The BER said that the whole of South Africa is seeing a steady rise in new coronavirus cases, with the seven-day rolling average now at about 2,900 daily cases, from 1,500 cases at the start of November.
This is still off from the 12,000-plus daily cases seen at the peak of the virus in June and July, but is showing a definite trend upwards.
The fresh surge is largely due to the spike in cases experienced in the Eastern and Western Cape, the BER said, with authorities officially characterising it as a resurgence.
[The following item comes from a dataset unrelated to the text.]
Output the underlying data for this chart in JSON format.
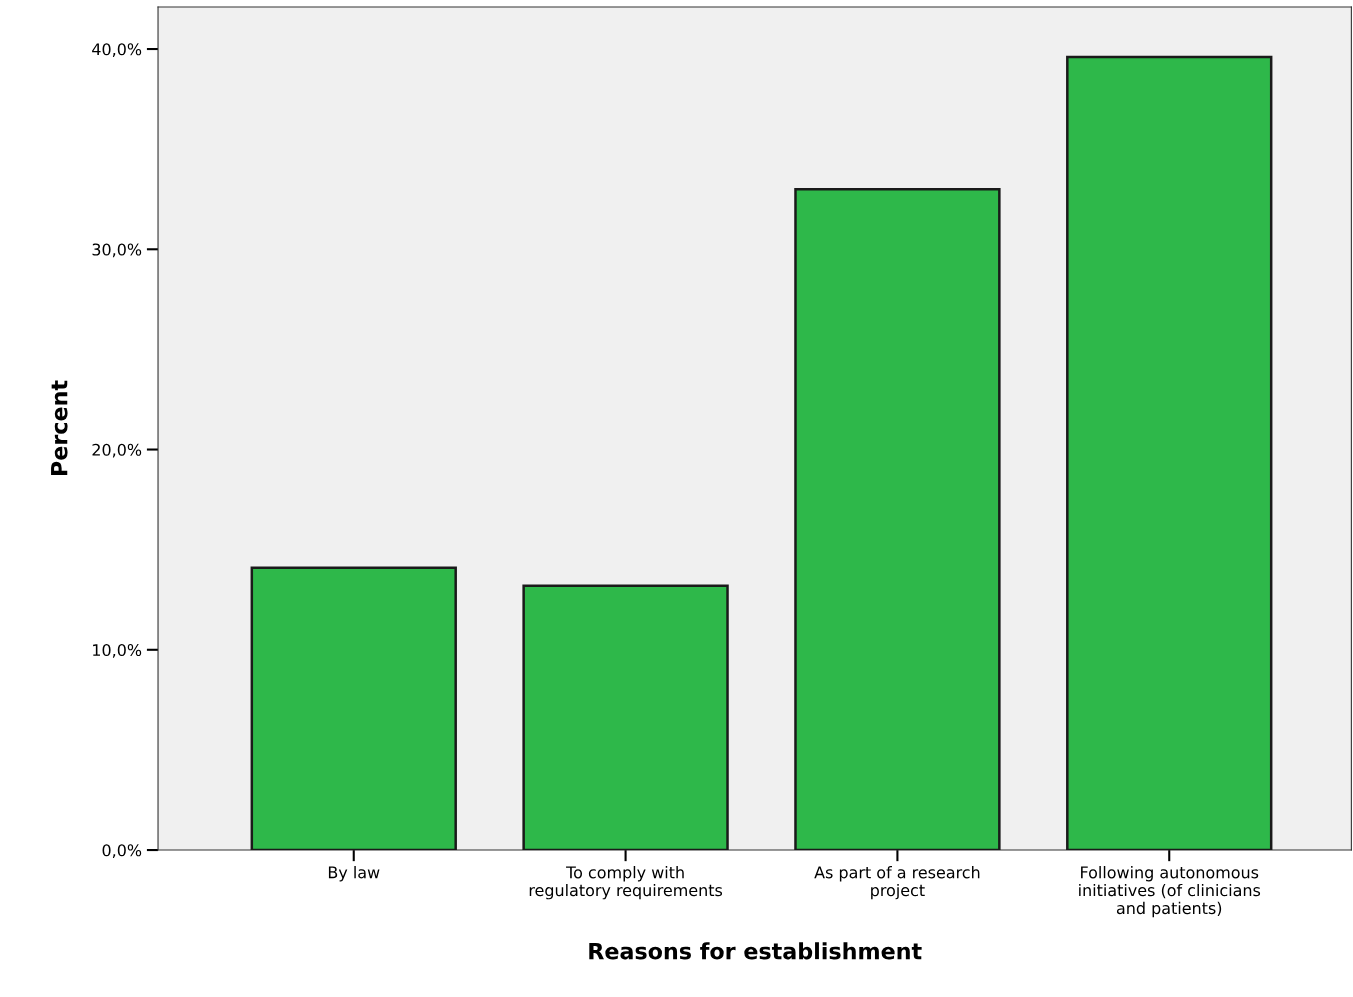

“The Western Cape government said that the province is now officially experiencing a resurgence of the virus as active cases jumped by more than 20%, week-on-week. In fact, new cases rose by more than 52% over the past week in the Western Cape with community transmission again established. The province issued a hotspot alert for the Garden Route as well as the City of Cape Town. George and Knysna recorded more new cases than during the peak of the nationwide pandemic in July. Health minister Dr Zweli Mkhize also expressed concern about the number of positive cases as well as rising hospital admissions and deaths from the virus in the Eastern Cape,” the BER said.
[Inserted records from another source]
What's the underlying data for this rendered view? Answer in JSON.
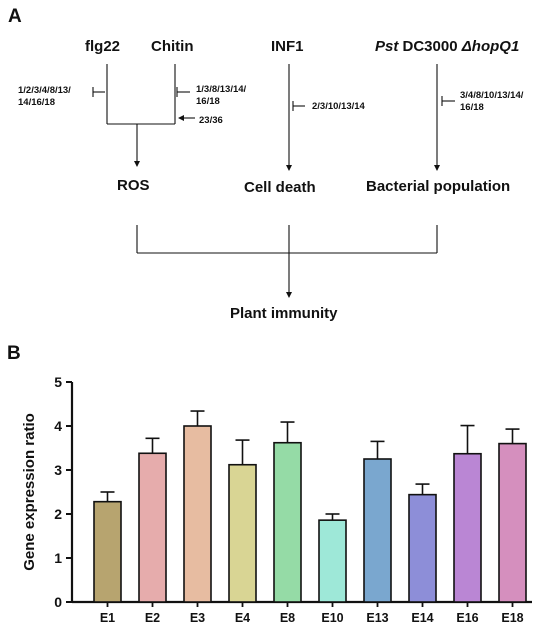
{
  "panel_a": {
    "label": "A",
    "elicitors": {
      "flg22": "flg22",
      "chitin": "Chitin",
      "inf1": "INF1",
      "pst_italic": "Pst",
      "pst_strain": " DC3000 ",
      "pst_mutant": "ΔhopQ1"
    },
    "annotations": {
      "flg22_genes_line1": "1/2/3/4/8/13/",
      "flg22_genes_line2": "14/16/18",
      "chitin_genes_line1": "1/3/8/13/14/",
      "chitin_genes_line2": "16/18",
      "combined_genes": "23/36",
      "inf1_genes": "2/3/10/13/14",
      "pst_genes_line1": "3/4/8/10/13/14/",
      "pst_genes_line2": "16/18"
    },
    "outcomes": {
      "ros": "ROS",
      "cell_death": "Cell death",
      "bacterial": "Bacterial population",
      "immunity": "Plant immunity"
    }
  },
  "panel_b": {
    "label": "B"
  },
  "chart_data": {
    "type": "bar",
    "categories": [
      "E1",
      "E2",
      "E3",
      "E4",
      "E8",
      "E10",
      "E13",
      "E14",
      "E16",
      "E18"
    ],
    "values": [
      2.28,
      3.38,
      4.0,
      3.12,
      3.62,
      1.86,
      3.25,
      2.44,
      3.37,
      3.6
    ],
    "errors": [
      0.22,
      0.34,
      0.34,
      0.56,
      0.47,
      0.14,
      0.4,
      0.24,
      0.64,
      0.33
    ],
    "colors": [
      "#b7a46f",
      "#e6acac",
      "#e7bca1",
      "#d9d594",
      "#95dba6",
      "#9ee8d8",
      "#7aa7cf",
      "#8d8ed8",
      "#ba86d4",
      "#d58fbe"
    ],
    "ylabel": "Gene expression ratio",
    "ylim": [
      0,
      5
    ],
    "yticks": [
      "0",
      "1",
      "2",
      "3",
      "4",
      "5"
    ]
  }
}
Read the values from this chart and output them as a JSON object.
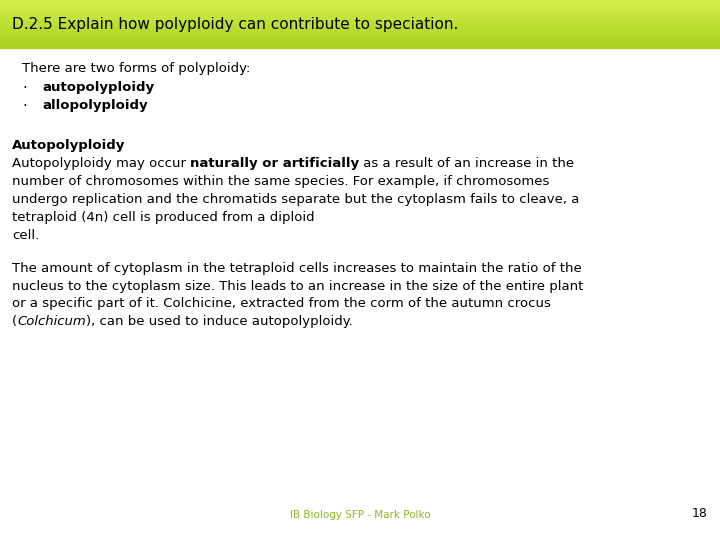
{
  "title": "D.2.5 Explain how polyploidy can contribute to speciation.",
  "title_bg_top": "#d4f04a",
  "title_bg_bottom": "#a8d020",
  "title_font_size": 11,
  "title_text_color": "#000000",
  "bg_color": "#ffffff",
  "footer_text": "IB Biology SFP - Mark Polko",
  "footer_color": "#8ab820",
  "page_number": "18",
  "page_number_color": "#000000",
  "body_font_size": 9.5,
  "intro_line": "There are two forms of polyploidy:",
  "bullet_items": [
    "autopolyploidy",
    "allopolyploidy"
  ],
  "section_heading": "Autopolyploidy",
  "para1_lines": [
    [
      [
        "Autopolyploidy may occur ",
        false,
        false
      ],
      [
        "naturally or artificially",
        true,
        false
      ],
      [
        " as a result of an increase in the",
        false,
        false
      ]
    ],
    [
      [
        "number of chromosomes within the same species. For example, if chromosomes",
        false,
        false
      ]
    ],
    [
      [
        "undergo replication and the chromatids separate but the cytoplasm fails to cleave, a",
        false,
        false
      ]
    ],
    [
      [
        "tetraploid (4n) cell is produced from a diploid",
        false,
        false
      ]
    ],
    [
      [
        "cell.",
        false,
        false
      ]
    ]
  ],
  "para2_lines": [
    [
      [
        "The amount of cytoplasm in the tetraploid cells increases to maintain the ratio of the",
        false,
        false
      ]
    ],
    [
      [
        "nucleus to the cytoplasm size. This leads to an increase in the size of the entire plant",
        false,
        false
      ]
    ],
    [
      [
        "or a specific part of it. Colchicine, extracted from the corm of the autumn crocus",
        false,
        false
      ]
    ],
    [
      [
        "(",
        false,
        false
      ],
      [
        "Colchicum",
        false,
        true
      ],
      [
        "), can be used to induce autopolyploidy.",
        false,
        false
      ]
    ]
  ]
}
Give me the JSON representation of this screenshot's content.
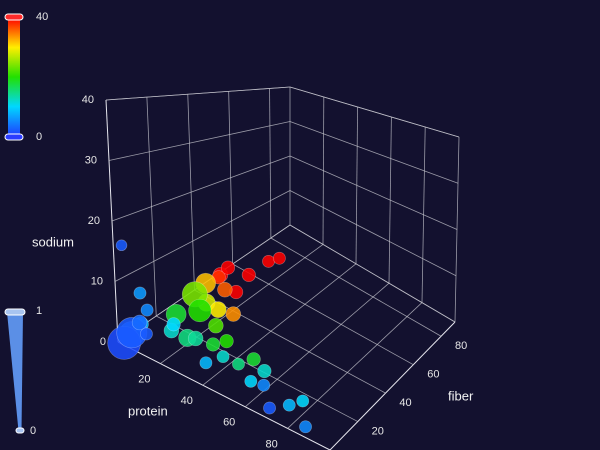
{
  "chart_data": {
    "type": "scatter3d",
    "xlabel": "protein",
    "ylabel": "fiber",
    "zlabel": "sodium",
    "xlim": [
      0,
      100
    ],
    "ylim": [
      0,
      90
    ],
    "zlim": [
      0,
      40
    ],
    "xticks": [
      20,
      40,
      60,
      80
    ],
    "yticks": [
      20,
      40,
      60,
      80
    ],
    "zticks": [
      0,
      10,
      20,
      30,
      40
    ],
    "grid": true,
    "color_dim": "y",
    "color_range": [
      0,
      40
    ],
    "color_stops": [
      "#1f3cff",
      "#00d8ff",
      "#22e000",
      "#ffee00",
      "#ff0000"
    ],
    "size_range": [
      0,
      1
    ],
    "x": [
      5,
      3,
      8,
      2,
      10,
      12,
      6,
      4,
      2,
      15,
      18,
      20,
      12,
      25,
      22,
      30,
      28,
      16,
      35,
      40,
      45,
      50,
      55,
      35,
      60,
      18,
      22,
      14,
      26,
      20,
      15,
      18,
      12,
      22,
      25,
      20,
      24,
      70,
      75,
      85,
      80,
      65
    ],
    "y": [
      2,
      4,
      3,
      1,
      5,
      2,
      6,
      8,
      2,
      12,
      10,
      15,
      18,
      14,
      20,
      18,
      22,
      24,
      20,
      12,
      15,
      18,
      10,
      8,
      12,
      28,
      30,
      32,
      34,
      36,
      38,
      40,
      42,
      40,
      44,
      60,
      62,
      2,
      8,
      5,
      10,
      5
    ],
    "z": [
      2,
      1,
      4,
      0,
      6,
      3,
      8,
      2,
      16,
      2,
      4,
      1,
      3,
      2,
      5,
      1,
      3,
      6,
      2,
      2,
      1,
      2,
      1,
      1,
      3,
      4,
      3,
      6,
      2,
      5,
      6,
      8,
      5,
      4,
      7,
      5,
      6,
      1,
      1,
      0,
      2,
      3
    ],
    "size": [
      0.9,
      0.7,
      0.3,
      1.0,
      0.2,
      0.2,
      0.2,
      0.3,
      0.15,
      0.3,
      0.25,
      0.4,
      0.5,
      0.3,
      0.6,
      0.25,
      0.3,
      0.7,
      0.25,
      0.2,
      0.2,
      0.25,
      0.2,
      0.2,
      0.25,
      0.4,
      0.35,
      0.5,
      0.3,
      0.3,
      0.25,
      0.25,
      0.3,
      0.25,
      0.25,
      0.2,
      0.2,
      0.2,
      0.2,
      0.2,
      0.2,
      0.2
    ]
  }
}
While the Western Cape government has made it clear that South Africa cannot afford another nationwide lockdown, it, along with the Eastern Cape, have seriously considered implementing tighter restrictions in hotspot areas – a type of mini lockdown, or snap lockdown, similar to those seen across European cities. Reports suggest that these lockdowns will probably be level 3 restrictions.
“While in theory, local, or snap lockdowns could be a sensible approach to ensure that a region’s health system can cope with a sudden rise in cases, it will be challenging to implement this in practice – especially ahead of the festive season,” it said. “Furthermore, local lockdowns will be a setback to the economic recovery in those regions.”
Level 3 focused mainly on restrictions on alcohol, leisure travel, social visits and large gatherings. It will also mean that those who can effectively work from home will be required to do so. People will be prohibited from leaving their homes except for travel to and from work and for essential shopping and emergencies. Hotels and accommodation will be closed.
These restrictions will end the upward trend observed in the economy. South Africa can ill afford further economic decline with several state owned companies barely staying afloat. “The improvement in business confidence was supported by a broad-based recovery in all sectors included in the index. However, the consumer-linked sectors performed much better than manufacturing and in particular building.
“While this does raise some questions about the sustainability of the improvement, the fact that some growth momentum seems to have been sustained from Q3 to Q4 was heartening,” it said.